In the beginning of his captivity, Fenster, communicating via his lawyer, asked Silva to include specific books in the regular care packages that she was able to send him. She often had to order them from Japan or Thailand, a process that took several weeks. Fenster devoured Jonathan Franzen’s “The Corrections” and Tara Westover’s “Educated,” but it was David Foster Wallace’s “Infinite Jest” that made a powerful impression on him. He read it with a pen in his hand, scribbling notes in the margins whenever he found parallels with Buddhist philosophy and its message that suffering is bearable because it lasts just an instant. “It’s only when you think about the future, and how long it will be, that it becomes intolerable,” Fenster recalled thinking.

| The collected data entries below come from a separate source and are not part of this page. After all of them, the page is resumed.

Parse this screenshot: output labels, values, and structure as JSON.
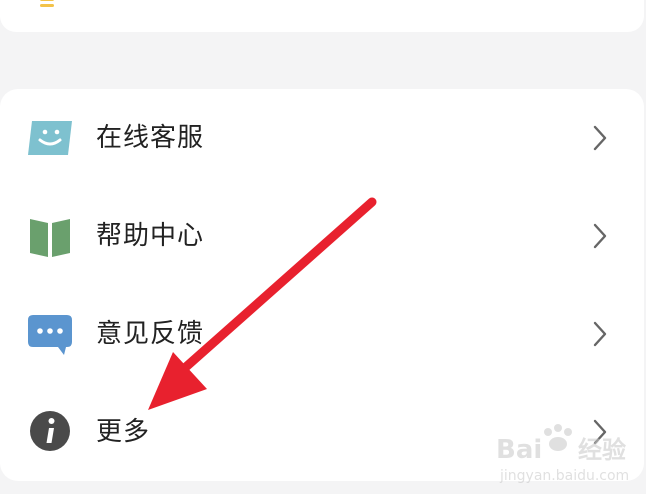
{
  "menu": {
    "items": [
      {
        "label": "在线客服",
        "icon": "customer-service-smile-icon"
      },
      {
        "label": "帮助中心",
        "icon": "help-book-icon"
      },
      {
        "label": "意见反馈",
        "icon": "feedback-chat-bubble-icon"
      },
      {
        "label": "更多",
        "icon": "info-icon"
      }
    ]
  },
  "colors": {
    "accent_red": "#e8212e",
    "service_icon": "#7ec1cf",
    "book_icon": "#6aa06d",
    "feedback_icon": "#5b95cf",
    "info_icon": "#4a4a4a",
    "top_icon": "#f3c34a"
  },
  "watermark": {
    "brand": "Bai",
    "brand_suffix": "经验",
    "url": "jingyan.baidu.com"
  }
}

This outlook sustained him for the first few months, but as the weeks dragged on he grew depressed. I’m never going to leave this little square, with this little garden, and this little court, he thought.

Richardson and his team had two days of talks with ministers from the military government, and they kept the conversation focussed on humanitarian assistance. The meetings, captured by a government photographer, took place in a gilded hall inside the Presidential palace. As the end of the visit approached, Richardson asked to meet alone with the junta leader, General Min Aung Hlaing. For the first few minutes, the two men chatted with the help of a translator. Richardson requested the release of a Burmese former employee of the Richardson Center named Aye Moe. The general responded positively. Richardson then ignored the State Department’s instructions and brought up Fenster’s case. The general said that securing the American journalist’s release would take time and that he would need Richardson to return to Myanmar. When Richardson was later asked by a reporter if Fenster had come up, he dodged the question, saying only that the State Department had asked him not to raise the issue.